Thursday, October 13, 2011

Senior Struggles...and Inspiration

Hey Preps!

It has been a week since I wrote a post.  Yikes.  Forgive me?  Can I please at least explain?

This week has consisted of:
35 hours of work...all resulting in 5am wake-ups.
5 mid-terms, and 1 to go. (yes I know I should spell out five and one...but I'm not going to...except I just did...ugh)

Excuse me.  I was told senior year is easy. WHEN?

Because it's not going that way right now.  I am completely swamped.  Swamped to the point that I write this post and am disgusted with how ADHD and grammatically incorrect it is.  School is overpowering my creativity.  That seldom happens.  Yet every sentence I write, I know exactly what I am doing wrong.  School honestly is a creativity destroyer.  It's like the Reaper of blogging, I swear...

That reminds me of a quote from Einstein: "The only thing that interferes with my learning is my education".  In many ways I agree with this statement...for example, I write about the things my professors want me to, attend classes I wouldn't if it wasn't a requirement, and find myself learning more about myself in the quiet hours of writing on my own, contemplating who I am and what I want in my life.

Don't get me wrong, I believe a college education is extremely important.  Furthermore, I believe that graduate school is just as important in today's society in order to achieve a high paying job and live the American dream.  However, parts of me feel as if everything will work out in my life.  Maybe that is a trivial statement, but as I enter my last semester and a half of undergrad, I am more at peace than ever.  I know who I am, and now know what I want...and no one can take that from me.

Trust me, I still work hard...gosh. I am exhausted from how much effort I put into school.  I meet with professors to perfect theses for papers, I barely sleep to do everything I need to, yet I now know that in less than a year, I will be free to start achieving my life goals.

I will not settle. Ever. I want my life to be an ever-growing experience.  I want to constantly learn, play, experience, and strive for more.

As many of you know, Steve Jobs, Apple's co-founder recently passed away.  I was talking with a professor after class one day about my life goals, and she had me stay and watch one of his speech's that he gave at Stanford's commencement a few years back.  It was such an inspirational and motivating speech to hear for me.  I thought I would share it with you...and hope you can gain the same thing from it as I did.  He truly knew how to live life to the fullest.
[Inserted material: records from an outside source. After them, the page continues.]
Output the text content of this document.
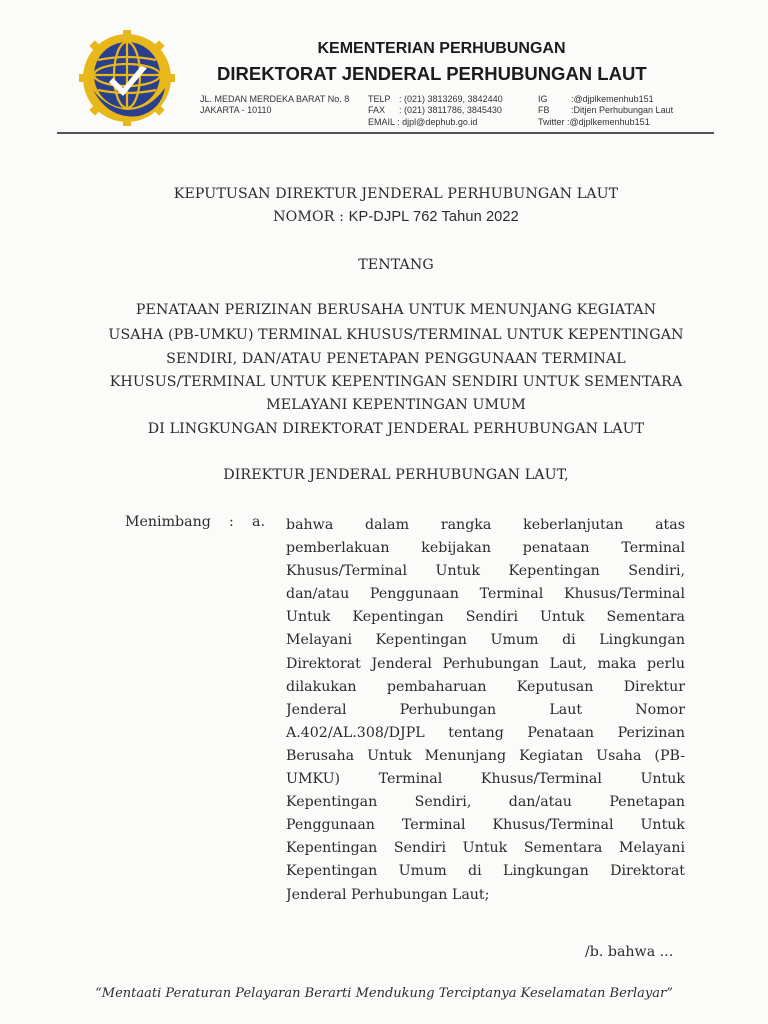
KEMENTERIAN PERHUBUNGAN
DIREKTORAT JENDERAL PERHUBUNGAN LAUT
JL. MEDAN MERDEKA BARAT No. 8
JAKARTA - 10110
TELP : (021) 3813269, 3842440
FAX : (021) 3811786, 3845430
EMAIL : djpl@dephub.go.id
IG	:@djplkemenhub151
FB :Ditjen Perhubungan Laut
Twitter :@djplkemenhub151
KEPUTUSAN DIREKTUR JENDERAL PERHUBUNGAN LAUT
NOMOR : KP-DJPL 762 Tahun 2022
TENTANG
PENATAAN PERIZINAN BERUSAHA UNTUK MENUNJANG KEGIATAN
USAHA (PB-UMKU) TERMINAL KHUSUS/TERMINAL UNTUK KEPENTINGAN
SENDIRI, DAN/ATAU PENETAPAN PENGGUNAAN TERMINAL
KHUSUS/TERMINAL UNTUK KEPENTINGAN SENDIRI UNTUK SEMENTARA
MELAYANI KEPENTINGAN UMUM
DI LINGKUNGAN DIREKTORAT JENDERAL PERHUBUNGAN LAUT
DIREKTUR JENDERAL PERHUBUNGAN LAUT,
Menimbang : a. bahwa dalam rangka keberlanjutan atas
pemberlakuan kebijakan penataan Terminal
Khusus/Terminal Untuk Kepentingan Sendiri,
dan/atau Penggunaan Terminal Khusus/Terminal
Untuk Kepentingan Sendiri Untuk Sementara
Melayani Kepentingan Umum di Lingkungan
Direktorat Jenderal Perhubungan Laut, maka perlu
dilakukan pembaharuan Keputusan Direktur
Jenderal Perhubungan Laut Nomor
A.402/AL.308/DJPL tentang Penataan Perizinan
Berusaha Untuk Menunjang Kegiatan Usaha (PB-
UMKU) Terminal Khusus/Terminal Untuk
Kepentingan Sendiri, dan/atau Penetapan
Penggunaan Terminal Khusus/Terminal Untuk
Kepentingan Sendiri Untuk Sementara Melayani
Kepentingan Umum di Lingkungan Direktorat
Jenderal Perhubungan Laut;
/b. bahwa ...
“Mentaati Peraturan Pelayaran Berarti Mendukung Terciptanya Keselamatan Berlayar”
We are blessed with every single day we are given...why not live it to the best of our abilities?

3 comments:

Life Through Preppy Glasses said...

6 midterms...im so sorry :(.

I feel the same as you...my life is a whirlwind of school and work but I know that im working towards achieving what I want

Miss Southern Prep said...

I feel the exact same way! School is so stressful and overwhelming, but I know once I finish, I'll be even closer to achieving everything I want out of life! Good luck on your last midterm!

Grace said...

Oooh, sounds rough! Hope the Midterms went well. I totally know how you feel about losing creativity through school.